As an example “US Customs and Border Protection (CBP) has interpreted yarns and fabrics as not being “components” and therefore are not eligible for current provisions for duty exemption,” the groups say in a letter sent to the leadership of the Senate Finance Committee and House Ways and Means Committee.

“At the same time, CBP does consider US sewing thread and US narrow elastic fabric (which are yarns and fabrics, respectively) to be US components and therefore eligible for deduction.”

What this means for a pair of jeans assembled offshore using US sewing thread and containing US yarns is that the value of the sewing thread can be deducted because it is considered a “component” by US Customs when it is assembled into the garment. But the yarn cannot because it must first be woven into fabric, then cut and sewn into the finished garment.

According to organisations including the American Apparel & Footwear Association (AAFA), the Footwear Distributors and Retailers of America (FDRA), and the United States Fashion Industry Association (USFIA): “This practice acts as a significant disincentive for the use of US textiles and leather in articles made abroad, undermining the opportunities for US exports of those materials and the jobs associated with those exports.

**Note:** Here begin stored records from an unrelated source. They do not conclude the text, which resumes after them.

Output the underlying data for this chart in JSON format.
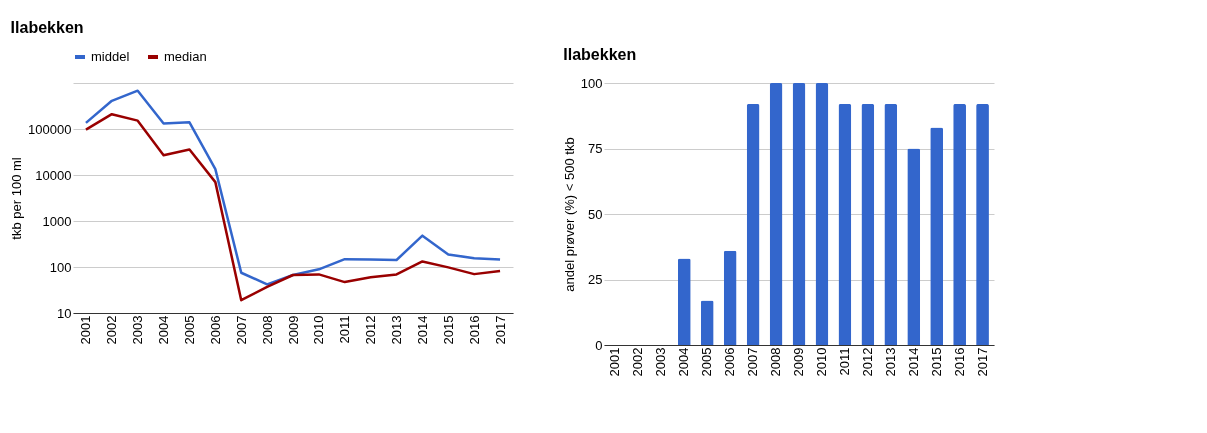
{
  "chart_data": [
    {
      "type": "line",
      "title": "Ilabekken",
      "ylabel": "tkb per 100 ml",
      "categories": [
        "2001",
        "2002",
        "2003",
        "2004",
        "2005",
        "2006",
        "2007",
        "2008",
        "2009",
        "2010",
        "2011",
        "2012",
        "2013",
        "2014",
        "2015",
        "2016",
        "2017"
      ],
      "series": [
        {
          "name": "middel",
          "color": "#3366cc",
          "values": [
            136000,
            410000,
            680000,
            132000,
            140000,
            13400,
            75,
            42,
            67,
            89,
            148,
            145,
            142,
            480,
            188,
            155,
            145
          ]
        },
        {
          "name": "median",
          "color": "#990000",
          "values": [
            97000,
            210000,
            152000,
            27000,
            36000,
            7000,
            19,
            37,
            67,
            69,
            47,
            60,
            69,
            132,
            98,
            70,
            82
          ]
        }
      ],
      "log": "y",
      "ylim": [
        10,
        1000000
      ],
      "yticks": [
        10,
        100,
        {
          "value": 1000,
          "label": "1000"
        },
        {
          "value": 10000,
          "label": "10000"
        },
        {
          "value": 100000,
          "label": "100000"
        },
        {
          "value": 1000000,
          "label": null
        }
      ],
      "grid": "y",
      "legend": "top",
      "marker": "none",
      "line_style": "solid"
    },
    {
      "type": "bar",
      "title": "Ilabekken",
      "ylabel": "andel prøver (%) < 500 tkb",
      "categories": [
        "2001",
        "2002",
        "2003",
        "2004",
        "2005",
        "2006",
        "2007",
        "2008",
        "2009",
        "2010",
        "2011",
        "2012",
        "2013",
        "2014",
        "2015",
        "2016",
        "2017"
      ],
      "values": [
        0,
        0,
        0,
        33,
        17,
        36,
        92,
        100,
        100,
        100,
        92,
        92,
        92,
        75,
        83,
        92,
        92
      ],
      "color": "#3366cc",
      "ylim": [
        0,
        100
      ],
      "yticks": [
        0,
        25,
        50,
        75,
        100
      ],
      "grid": "y"
    }
  ]
}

“Knowing there is no duty reduction benefit for the use of US materials results in foreign producers using less expensive foreign substitutes,” they add.

“Congressional action is needed now. Not only would swift action incentivise the use of US exported materials, but it would also undo a status quo that is largely inconsistent.”

The groups claim US law already envisions such an approach. “For example, Harmonized Tariff Schedule (HTS) 9802.00.60 already allows importers to deduct the cost of US metal materials, even if those materials were further processed abroad, from the value of the imported article. The proposal we are advancing would build on the 9802.00.60 provision to provide similar exemptions for US exports of textiles and leather.

“Such a programme would firmly root US inputs into the global production supply chains by signaling that US content – whether that content comes in the form of a recognised stand-alone component or is otherwise incorporated into a finished article – is exempt from applicable duty.”

Other organisations supporting the change include the National Retail Federation (NRF), the United States Hide, Skin and Leather Association (USHSLA), the Retail Industry Leaders Association (RILA), and the Leather Industries of America (LIA).

They say the benefits would include the creation of US jobs and the promotion of exports of US materials on a global basis – without the need to engage in tit-for-tat tariff wars.